I've got some experience in inbound marketing but was looking to see see if it
would be better to get on the phone calling up leads all day rather than
writing blog posts, email marketing etc for Concept Cupboard.

------
ScottWhigham
I'm looking at your website and I'm trying to imagine what a "sales team"
would do with it. Here's a good litmus test - seek out a sales professional in
your area, pitch him or her on your idea of what you think a sales person
would/could do, and get their feedback. You shouldn't have that much trouble
finding someone - networking groups, friends, etc should be able to put you in
front of a really good salesperson. I think you'll learn a lot by (a) having
to come up with a pitch that is focused on selling the idea of bringing a
sales person on board, and then (b) I think you'd learn a lot from the
feedback the person gives you.
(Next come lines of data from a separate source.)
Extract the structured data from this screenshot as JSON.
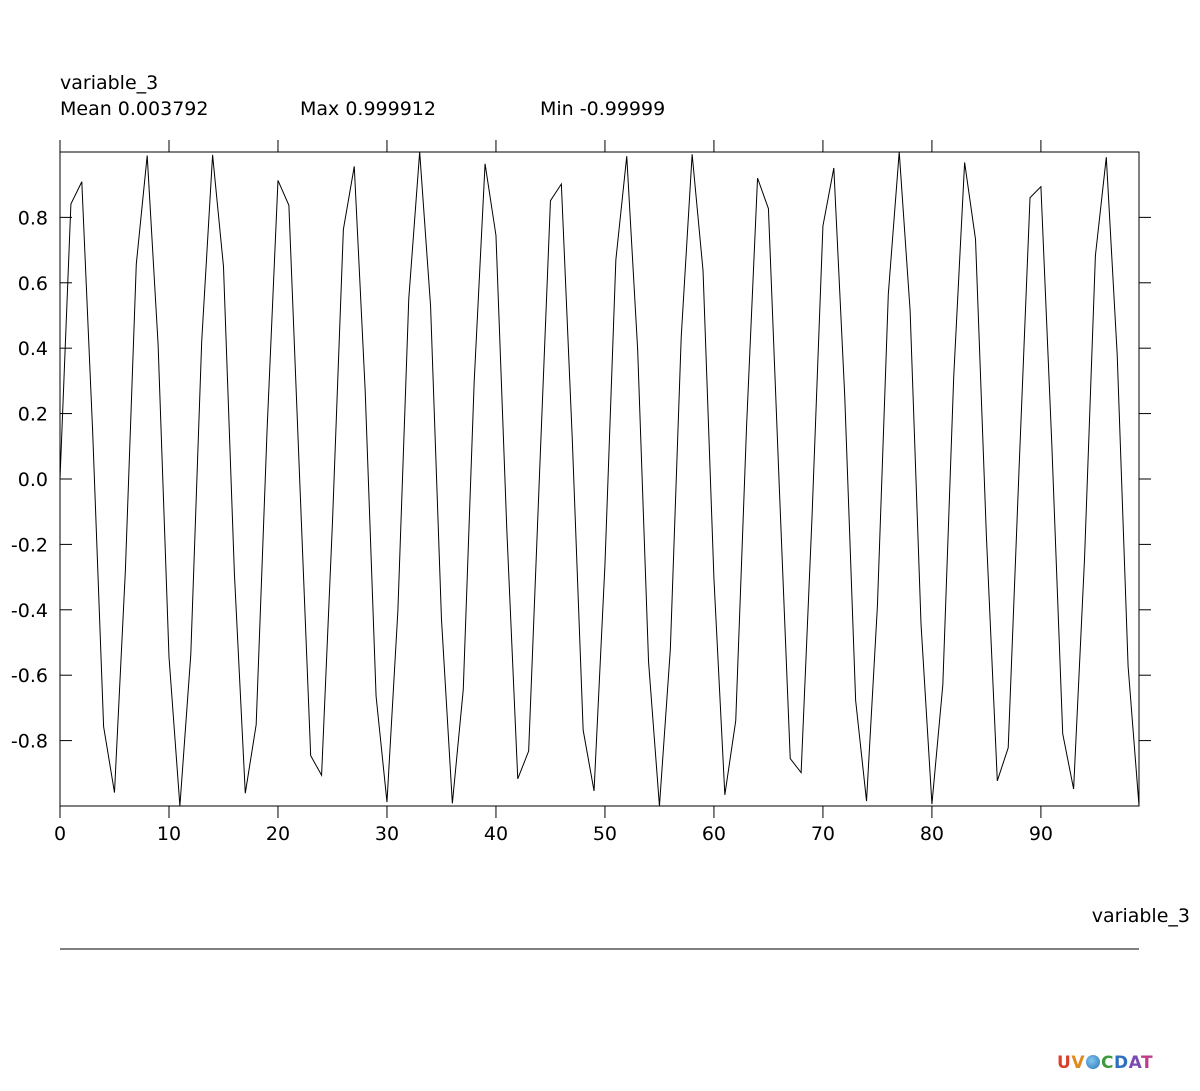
{
  "header": {
    "variable_name": "variable_3",
    "mean_label": "Mean 0.003792",
    "max_label": "Max 0.999912",
    "min_label": "Min -0.99999"
  },
  "logo_text": "UV-CDAT",
  "chart_data": {
    "type": "line",
    "title": "variable_3",
    "xlabel": "variable_3",
    "ylabel": "",
    "xlim": [
      0,
      99
    ],
    "ylim": [
      -0.99999,
      0.999912
    ],
    "x_ticks": [
      0,
      10,
      20,
      30,
      40,
      50,
      60,
      70,
      80,
      90
    ],
    "y_ticks": [
      -0.8,
      -0.6,
      -0.4,
      -0.2,
      0.0,
      0.2,
      0.4,
      0.6,
      0.8
    ],
    "y_tick_labels": [
      "-0.8",
      "-0.6",
      "-0.4",
      "-0.2",
      "0.0",
      "0.2",
      "0.4",
      "0.6",
      "0.8"
    ],
    "grid": false,
    "line_color": "#000000",
    "series": [
      {
        "x": [
          0,
          1,
          2,
          3,
          4,
          5,
          6,
          7,
          8,
          9,
          10,
          11,
          12,
          13,
          14,
          15,
          16,
          17,
          18,
          19,
          20,
          21,
          22,
          23,
          24,
          25,
          26,
          27,
          28,
          29,
          30,
          31,
          32,
          33,
          34,
          35,
          36,
          37,
          38,
          39,
          40,
          41,
          42,
          43,
          44,
          45,
          46,
          47,
          48,
          49,
          50,
          51,
          52,
          53,
          54,
          55,
          56,
          57,
          58,
          59,
          60,
          61,
          62,
          63,
          64,
          65,
          66,
          67,
          68,
          69,
          70,
          71,
          72,
          73,
          74,
          75,
          76,
          77,
          78,
          79,
          80,
          81,
          82,
          83,
          84,
          85,
          86,
          87,
          88,
          89,
          90,
          91,
          92,
          93,
          94,
          95,
          96,
          97,
          98,
          99
        ],
        "values": [
          0.0,
          0.841,
          0.909,
          0.141,
          -0.757,
          -0.959,
          -0.279,
          0.657,
          0.989,
          0.412,
          -0.544,
          -1.0,
          -0.537,
          0.42,
          0.991,
          0.65,
          -0.288,
          -0.961,
          -0.751,
          0.15,
          0.913,
          0.837,
          -0.009,
          -0.846,
          -0.906,
          -0.132,
          0.763,
          0.956,
          0.271,
          -0.664,
          -0.988,
          -0.404,
          0.551,
          1.0,
          0.529,
          -0.428,
          -0.992,
          -0.644,
          0.296,
          0.964,
          0.745,
          -0.159,
          -0.917,
          -0.832,
          0.018,
          0.851,
          0.902,
          0.124,
          -0.768,
          -0.954,
          -0.262,
          0.67,
          0.987,
          0.396,
          -0.559,
          -1.0,
          -0.521,
          0.436,
          0.993,
          0.637,
          -0.305,
          -0.966,
          -0.739,
          0.167,
          0.92,
          0.827,
          -0.027,
          -0.855,
          -0.898,
          -0.115,
          0.774,
          0.951,
          0.254,
          -0.677,
          -0.985,
          -0.388,
          0.566,
          1.0,
          0.514,
          -0.444,
          -0.994,
          -0.63,
          0.313,
          0.968,
          0.733,
          -0.176,
          -0.923,
          -0.822,
          0.035,
          0.86,
          0.894,
          0.106,
          -0.779,
          -0.948,
          -0.245,
          0.683,
          0.984,
          0.38,
          -0.573,
          -0.999
        ]
      }
    ]
  }
}
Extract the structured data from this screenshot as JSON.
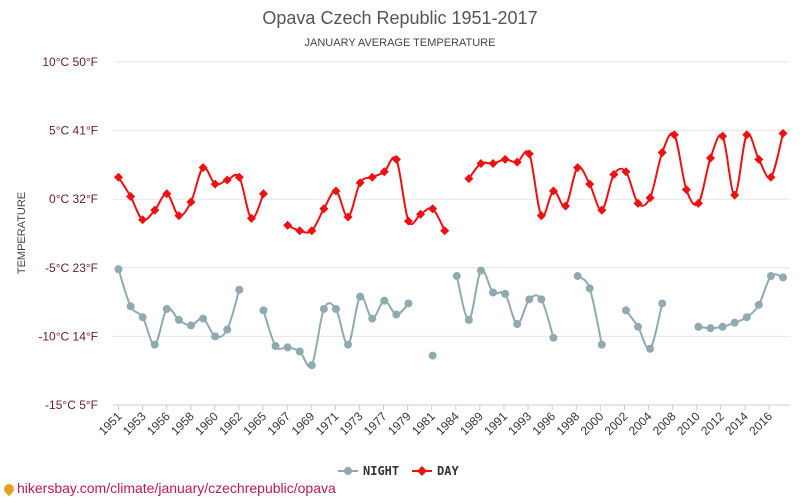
{
  "footer_text": "hikersbay.com/climate/january/czechrepublic/opava",
  "chart_data": {
    "type": "line",
    "title": "Opava Czech Republic 1951-2017",
    "subtitle": "JANUARY AVERAGE TEMPERATURE",
    "ylabel": "TEMPERATURE",
    "ylim": [
      -15,
      10
    ],
    "y_ticks": [
      {
        "value": 10,
        "label": "10°C 50°F"
      },
      {
        "value": 5,
        "label": "5°C 41°F"
      },
      {
        "value": 0,
        "label": "0°C 32°F"
      },
      {
        "value": -5,
        "label": "-5°C 23°F"
      },
      {
        "value": -10,
        "label": "-10°C 14°F"
      },
      {
        "value": -15,
        "label": "-15°C 5°F"
      }
    ],
    "x_ticks": [
      "1951",
      "1953",
      "1956",
      "1958",
      "1960",
      "1962",
      "1965",
      "1967",
      "1969",
      "1971",
      "1973",
      "1977",
      "1979",
      "1981",
      "1984",
      "1989",
      "1991",
      "1993",
      "1996",
      "1998",
      "2000",
      "2002",
      "2004",
      "2008",
      "2010",
      "2012",
      "2014",
      "2016"
    ],
    "grid": true,
    "legend_position": "bottom",
    "colors": {
      "night": "#90aab2",
      "day": "#ee1111",
      "grid": "#e6e6e6"
    },
    "series": [
      {
        "name": "NIGHT",
        "key": "night",
        "values": [
          -5.1,
          -7.8,
          -8.6,
          -10.6,
          -8,
          -8.8,
          -9.2,
          -8.7,
          -10,
          -9.5,
          -6.6,
          null,
          -8.1,
          -10.7,
          -10.8,
          -11.1,
          -12.1,
          -8,
          -8,
          -10.6,
          -7.1,
          -8.7,
          -7.4,
          -8.4,
          -7.6,
          null,
          -11.4,
          null,
          -5.6,
          -8.8,
          -5.2,
          -6.8,
          -6.9,
          -9.1,
          -7.3,
          -7.3,
          -10.1,
          null,
          -5.6,
          -6.5,
          -10.6,
          null,
          -8.1,
          -9.3,
          -10.9,
          -7.6,
          null,
          null,
          -9.3,
          -9.4,
          -9.3,
          -9,
          -8.6,
          -7.7,
          -5.6,
          -5.7
        ]
      },
      {
        "name": "DAY",
        "key": "day",
        "values": [
          1.6,
          0.2,
          -1.5,
          -0.8,
          0.4,
          -1.2,
          -0.2,
          2.3,
          1.1,
          1.4,
          1.6,
          -1.4,
          0.4,
          null,
          -1.9,
          -2.3,
          -2.3,
          -0.7,
          0.6,
          -1.3,
          1.2,
          1.6,
          2,
          2.9,
          -1.6,
          -1.1,
          -0.7,
          -2.3,
          null,
          1.5,
          2.6,
          2.6,
          2.9,
          2.7,
          3.3,
          -1.2,
          0.6,
          -0.5,
          2.3,
          1.1,
          -0.8,
          1.8,
          2,
          -0.3,
          0.1,
          3.4,
          4.7,
          0.7,
          -0.3,
          3,
          4.6,
          0.3,
          4.7,
          2.9,
          1.6,
          4.8
        ]
      }
    ]
  }
}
It's a no-lose situation for you.

I would think that, because this will be a one-sided benefit (your team will
benefit from this meeting but the sales person will not), you should keep it
brief and buy them lunch/dinner/drinks. Asking someone to listen to and
respond to a 30-minute pitch is a LOT, particularly if they are getting no
direct benefit from it. Maybe keep it to 10 minutes with Q&A.

Things you'd want in the pitch:

* The idea

* What you've done so far

* Who is using it

* Why you need a sales team

* How the sales team changes things

* Commission plan

* How much of an opportunity there is for them (inc. any equity you are offering)

* 1yr, 2yr, and 5yr projections on both sales and the size of the sales team

------
vijaytsr
My first impression is that you are similar to 99designs. I believe you will
be better off with an inbound marketing effort with proper targeting. Sales is
resource and effort intensive. Lack of early results may be more demoralizing
than inbound marketing.